I figure (oops I mean I reckon ) if you live in the south your kids will probably just pick it up anyways. Sort of like saying 'y'all' and 'ain't'. Gah it was quite the adjustment listening to people, professionals with advanced college degrees using 'ain't' *cringe*
post #19 of 24

No way!

I respect (or don't respect) people for who they are inside, not for how old they are or what class they are, and I expect my children to do the same.
post #20 of 24
Quote:
Originally posted by stormborn
No kidding, if dd calls "Papa!" he will respond with "Yes Ma'am?" If I ask him to do something its yes ma'am. So I think it is just a cultural thing. The Southern version of please and thank you, perhaps.
You have said it exactly how I see it!
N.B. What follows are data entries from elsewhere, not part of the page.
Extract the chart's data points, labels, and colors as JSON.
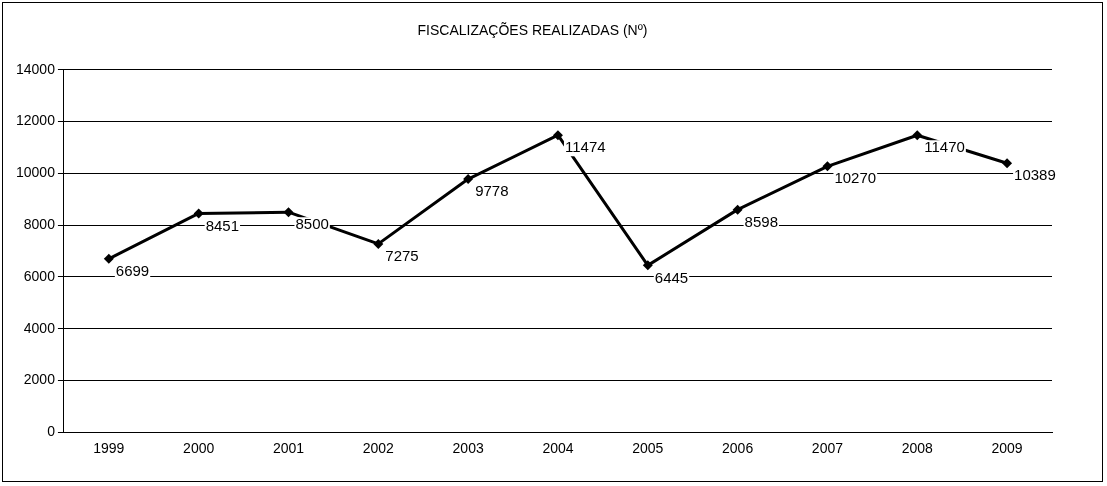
{
  "chart_data": {
    "type": "line",
    "title": "FISCALIZAÇÕES REALIZADAS (Nº)",
    "categories": [
      "1999",
      "2000",
      "2001",
      "2002",
      "2003",
      "2004",
      "2005",
      "2006",
      "2007",
      "2008",
      "2009"
    ],
    "series": [
      {
        "color": "#000000",
        "values": [
          6699,
          8451,
          8500,
          7275,
          9778,
          11474,
          6445,
          8598,
          10270,
          11470,
          10389
        ]
      }
    ],
    "ylim": [
      0,
      14000
    ],
    "yticks": [
      0,
      2000,
      4000,
      6000,
      8000,
      10000,
      12000,
      14000
    ],
    "grid": "y",
    "legend": false,
    "marker": "diamond",
    "line_style": "solid",
    "data_labels": true
  }
}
I learned to say ma'am and sir because my parents always said it to ME! LOL!

I really believe that is the best way to teach something like that -- I will say yes, ma'am or sir to my baby. And sometimes, I will say no ma'am and no sir too!

I should also add that I am a native Texan. Although, DH feels the same way and he is South African -- they have a similar construction in South Africa. translated as "yes, uncle or auntie" (even for non-relatives).